Presentamos un texto del imprescindible autor chileno.
Enrique Lihn
POR TU NOMBRE
Perdonarás que mañana estas palabras no sean para otros ojos
nada más que una mirada distraída
—los tuyos mismos, quizá—. Te las ofrezco
despojadas del mejor de los atributos retóricos: no compiten
con el canto del ruiseñor ni de ninguna manera
rompieron el silencio, mi constante y enemigo punto de apoyo.

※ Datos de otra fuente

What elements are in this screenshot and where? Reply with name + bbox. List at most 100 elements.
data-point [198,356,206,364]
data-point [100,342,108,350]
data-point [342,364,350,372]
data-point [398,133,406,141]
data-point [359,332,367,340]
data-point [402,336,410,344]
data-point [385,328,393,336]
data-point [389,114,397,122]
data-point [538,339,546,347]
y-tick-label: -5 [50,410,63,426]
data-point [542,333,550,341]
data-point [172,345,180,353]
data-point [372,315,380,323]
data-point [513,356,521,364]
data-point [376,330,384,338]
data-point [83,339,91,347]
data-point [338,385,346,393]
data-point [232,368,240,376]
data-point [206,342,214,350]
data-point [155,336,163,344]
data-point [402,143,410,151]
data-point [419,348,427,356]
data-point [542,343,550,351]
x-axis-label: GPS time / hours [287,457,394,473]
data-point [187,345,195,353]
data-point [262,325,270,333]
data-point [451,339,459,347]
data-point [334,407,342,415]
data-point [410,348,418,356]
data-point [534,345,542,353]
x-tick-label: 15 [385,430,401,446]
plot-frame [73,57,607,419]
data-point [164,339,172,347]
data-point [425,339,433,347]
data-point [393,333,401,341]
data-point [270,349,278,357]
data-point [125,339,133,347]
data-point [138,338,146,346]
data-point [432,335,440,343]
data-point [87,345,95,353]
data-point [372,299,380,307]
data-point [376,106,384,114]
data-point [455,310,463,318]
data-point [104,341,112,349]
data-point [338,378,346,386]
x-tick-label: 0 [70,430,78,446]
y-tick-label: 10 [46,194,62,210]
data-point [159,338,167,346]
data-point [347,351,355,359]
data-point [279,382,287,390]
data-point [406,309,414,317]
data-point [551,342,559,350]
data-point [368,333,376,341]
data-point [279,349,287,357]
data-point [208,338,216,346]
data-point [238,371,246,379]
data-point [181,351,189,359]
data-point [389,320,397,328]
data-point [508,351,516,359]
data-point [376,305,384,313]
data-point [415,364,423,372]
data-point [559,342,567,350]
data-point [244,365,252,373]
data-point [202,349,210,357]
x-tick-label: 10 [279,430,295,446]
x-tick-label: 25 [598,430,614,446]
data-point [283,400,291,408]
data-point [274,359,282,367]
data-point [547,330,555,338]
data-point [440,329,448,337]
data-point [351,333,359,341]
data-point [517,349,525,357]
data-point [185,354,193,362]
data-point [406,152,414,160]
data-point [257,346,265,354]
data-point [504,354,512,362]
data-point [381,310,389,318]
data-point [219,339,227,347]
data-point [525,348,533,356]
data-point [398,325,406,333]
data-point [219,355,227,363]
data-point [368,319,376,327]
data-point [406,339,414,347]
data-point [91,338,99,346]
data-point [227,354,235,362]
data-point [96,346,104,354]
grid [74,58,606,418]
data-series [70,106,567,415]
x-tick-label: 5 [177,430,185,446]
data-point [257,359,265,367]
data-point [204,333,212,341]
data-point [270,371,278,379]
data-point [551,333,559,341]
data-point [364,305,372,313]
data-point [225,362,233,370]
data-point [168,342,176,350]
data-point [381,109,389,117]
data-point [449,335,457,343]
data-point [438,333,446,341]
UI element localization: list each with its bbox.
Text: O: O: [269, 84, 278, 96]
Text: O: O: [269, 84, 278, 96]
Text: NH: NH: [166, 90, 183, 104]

Además, como nada ha ocurrido, espero poder llamarte
en estas líneas, Adriana, por tu nombre.
Aún, querida, ignoro lo que te voy a decir, pero quizá sientas como yo
cuando te asomas a la gran terraza sobre el mar, algo así:
el verano que me hiciste tan bello y terrible (y estos adjetivos recuerdan
necesariamente a un ángel), empieza a declinar a la manera
de una especia particular de catástrofe.
No me resisto a las expresiones patéticas,
siempre, es claro, de pésimo gusto, y que duelen por añadidura.
Sin duda hablo de uno de esos momentos de crisis
en que cualquier neurótico pierde el equilibrio
de su enfermedad, y en este caso la pérdida eres tú.
A lo mejor, entonces no ves nada desde allí
sino la ausencia del sol en un día de febrero:
insidioso mes que baja con abrigo a la playa
repitiendo en todos los tonos: señoras y señores,
tengan la bondad de retirarse, como un empleado municipal.
Y si puedo reintroducir la desolación en esta imagen,
hazme el favor de recordar
todo lo que hizo de la infancia un lugar que siempre cerraban a destiempo
antes de que comenzara la verdadera función o terminara en
realidad el día de fiesta.
Perdonarás que te implique en todo esto: “noticias
de ninguna parte” como si, donde no hubo historia alguna
y “en breve territorio, en suelo ajeno” compartiéramos un lugar
bajo el sol opaco; pero aquí, entre estas palabras con las que
intento reemplazarte
a falta de ti, puedes incluso ceder a unas dos o tres lágrimas
que con las mías mezcladas brotaron de unos mismos ojos
como el célebre soneto.
Es una impresión muy conocida pero siempre sorprendente
y excesivamente feliz, la de no saber
quien de los dos es el otro cuando ocurre
lo que podría llamarse, amor, por su nombre
si ese nombre fuese un balbuceo que alguien quisiera oír.
En la memoria —reconocido sitio de lo no vivido— y en mi torpe lenguaje
lleno de habilidades superfluas, tú o yo, pero más bien el
sujeto de estas oraciones
que no es ni el uno ni el otro sino ambos a la vez presentes por el esfuerzo
de reunirse en esta criatura de la que forman parte;
eso, ahora bajo tu apariencia, mientras todo a su alrededor
luce como en un trasatlántico, acogedor y sólido,
recuerda que no era ése el viaje de su elección.
La pasajera se sabe de memoria el itinerario
pero la memoria sufre en un punto una indisposición pasajera
pues, en fin, insistentemente hay algo que no recuerda:
un lugar no acogido por los hechos pero que si bien antes era sólo
la posibilidad de introducir con su nombre una variante en el viaje,
ahora también pertenece a un inexistente pasado,
Es algo de lo que parece difícil desprenderse
por su modo de inexistir pero que produce molestias,
una especia de alegría inseparable de la asfixia.
Tiene incluso una existencia física, abunda en las señales de
una doble identidad:
la de ella y la del otro, pero no puede ser.
Perdonarás que este monólogo de dos gravite ahora
—como a una inclinación imperceptible del barco—
sobre esa criatura monstruosa, perdida en lo que no es;
pues se nos parece todavía más que nuestras dobles imágenes separadas,
pero no puedo verla como no sea por los rastros
que deja en el papel: todas estas palabras
de una torpeza particular porque no tratan de nada
pero que son sin embargo o tal vez imperdonables.